The ongoing contraction of real estate capital markets has redefined the strategies and style of real estate investing in the 1990's.

The question which I am asked all too often -- "Have we hit bottom yet?" -- implies that "hitting bottom" will trigger a turnaround and subsequent balance between supply and demand. This view, however, fails to embrace the fundamental changes in the way that debt and equity providers will analyze and approach real estate transactions in the future. Going forward, decisions will be driven less by speculation and more by economic reality. Stability will be restored only after capital sources believe that they understand how to value a particular project.

The gulf between bid and asking prices embodies the capital markets' evolving view of value. In a stable, dynamic market, the average difference between bid and asking prices results in a shortfall of the buyer's required yield of 50 to 75 basis points. However, in today's market, the average difference between bid and asking prices results in a required yield spread of 300 to 350 basis points.

The existing gap between bid and ask prices is a manifestation of changes in perceptions of a property's value and, consequently, the manner in which that value is quantified. The internal rate of return (IRR) analysis long used by owners and developers to raise debt and equity is no longer viable. Not only has it become an impossibility to calculate the value of the residual, but it has also become impossible to place a certain value on anything but the income stream generated by leases in place.

During the 1980's, when reviewing projections, lenders and borrowers would argue over the amount that rents would escalate when a lease expired. Now, the inclination is to ascribe minimal value to space that has leases rolling over. For example, in two advisory assignments we are handling, the investment decisions are based upon an actual cash on cash return for a 10-year period. This fundamental approach will yield these investors a value that they perceive to be independent of the exigencies of the marketplace. While this technique has traditionally been utilized to evaluate non-real estate investment vehicles, it is now luring investors who sat on the sidelines during the 1980's into real estate investments in the 1990's.

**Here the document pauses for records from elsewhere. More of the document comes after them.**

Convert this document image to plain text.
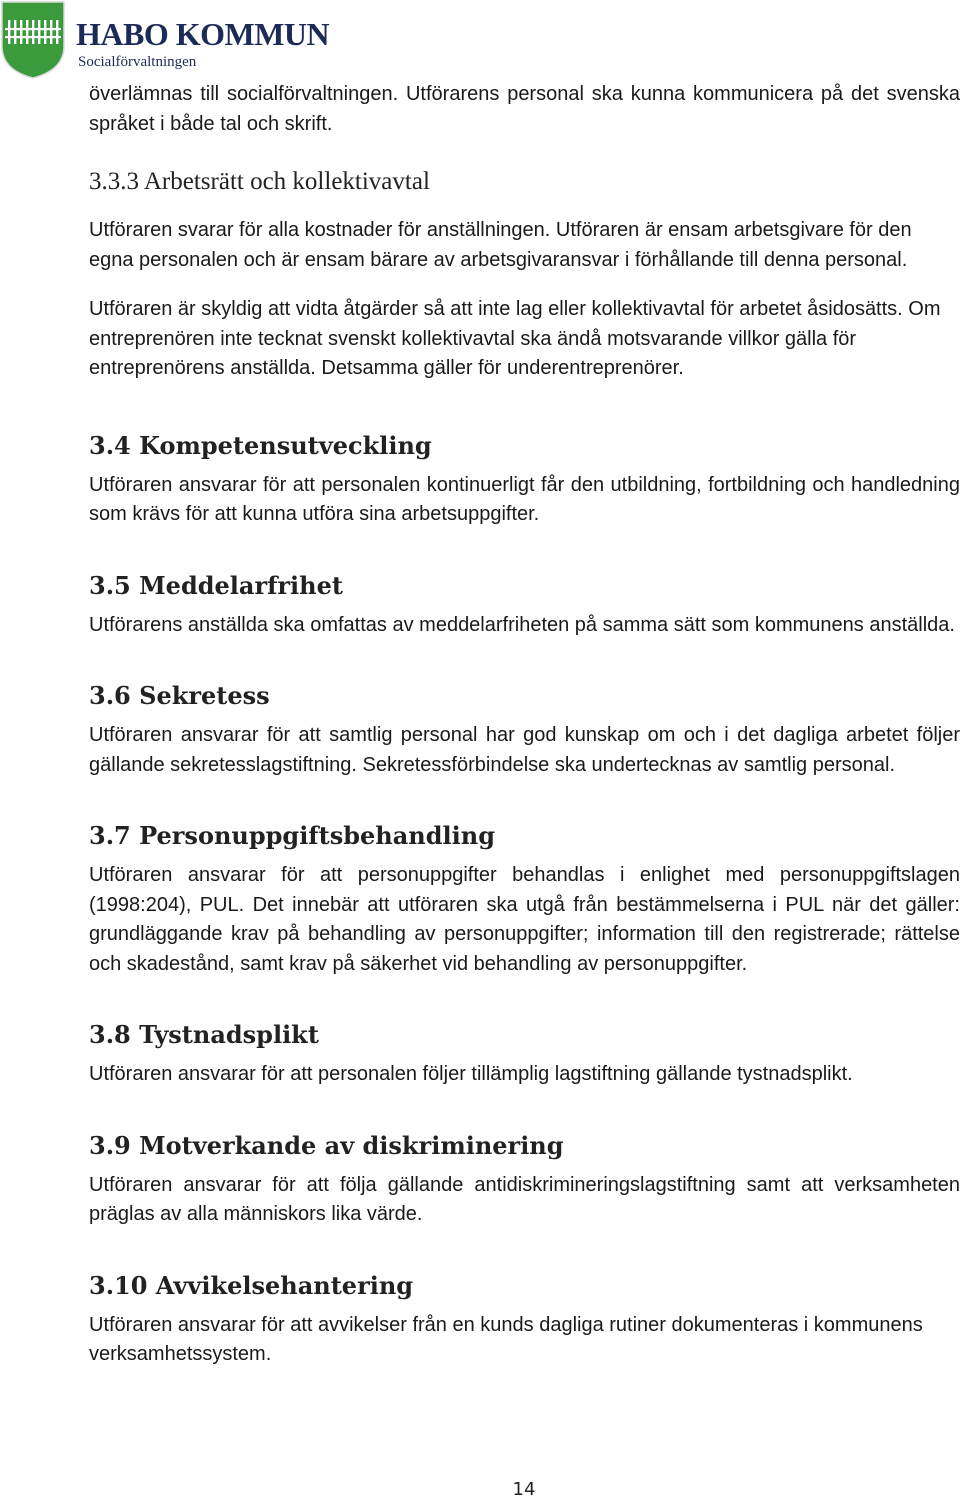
HABO KOMMUN
Socialförvaltningen

överlämnas till socialförvaltningen. Utförarens personal ska kunna kommunicera på det svenska språket i både tal och skrift.

3.3.3 Arbetsrätt och kollektivavtal

Utföraren svarar för alla kostnader för anställningen. Utföraren är ensam arbetsgivare för den egna personalen och är ensam bärare av arbetsgivaransvar i förhållande till denna personal.

Utföraren är skyldig att vidta åtgärder så att inte lag eller kollektivavtal för arbetet åsidosätts. Om entreprenören inte tecknat svenskt kollektivavtal ska ändå motsvarande villkor gälla för entreprenörens anställda. Detsamma gäller för underentreprenörer.

3.4 Kompetensutveckling

Utföraren ansvarar för att personalen kontinuerligt får den utbildning, fortbildning och handledning som krävs för att kunna utföra sina arbetsuppgifter.

3.5 Meddelarfrihet

Utförarens anställda ska omfattas av meddelarfriheten på samma sätt som kommunens anställda.

3.6 Sekretess

Utföraren ansvarar för att samtlig personal har god kunskap om och i det dagliga arbetet följer gällande sekretesslagstiftning. Sekretessförbindelse ska undertecknas av samtlig personal.

3.7 Personuppgiftsbehandling

Utföraren ansvarar för att personuppgifter behandlas i enlighet med personuppgiftslagen (1998:204), PUL. Det innebär att utföraren ska utgå från bestämmelserna i PUL när det gäller: grundläggande krav på behandling av personuppgifter; information till den registrerade; rättelse och skadestånd, samt krav på säkerhet vid behandling av personuppgifter.

3.8 Tystnadsplikt

Utföraren ansvarar för att personalen följer tillämplig lagstiftning gällande tystnadsplikt.

3.9 Motverkande av diskriminering

Utföraren ansvarar för att följa gällande antidiskrimineringslagstiftning samt att verksamheten präglas av alla människors lika värde.

3.10 Avvikelsehantering

Utföraren ansvarar för att avvikelser från en kunds dagliga rutiner dokumenteras i kommunens verksamhetssystem.

14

The tightening of capital still available for real estate is not temporary but rather a fundamental change in the financing process -- a process which is now governed by "real economic value" of a particular project. Gone are the days of relationship-driven financings and the qualitative evaluation of a project. Borrowers are now required to bear more risk in the form of lower loan to value ratios and recourse. The decision to fund on the part of institutions will be made only after grueling due diligence and heavily reviewed quantitative analysis.

Changes in real estate capital flows have inverse effects on different sides of the real estate investment business. For example, while lack of capital availability adversely affects current portfolio values, it also provides greater acquisition opportunities for those investors who can either purchase on an all-cash basis or are able, under the new rules, to access funding sources.

Discussed below are several developments already apparent in the real estate industry as a direct result of the new approach to valuation and capital constraints.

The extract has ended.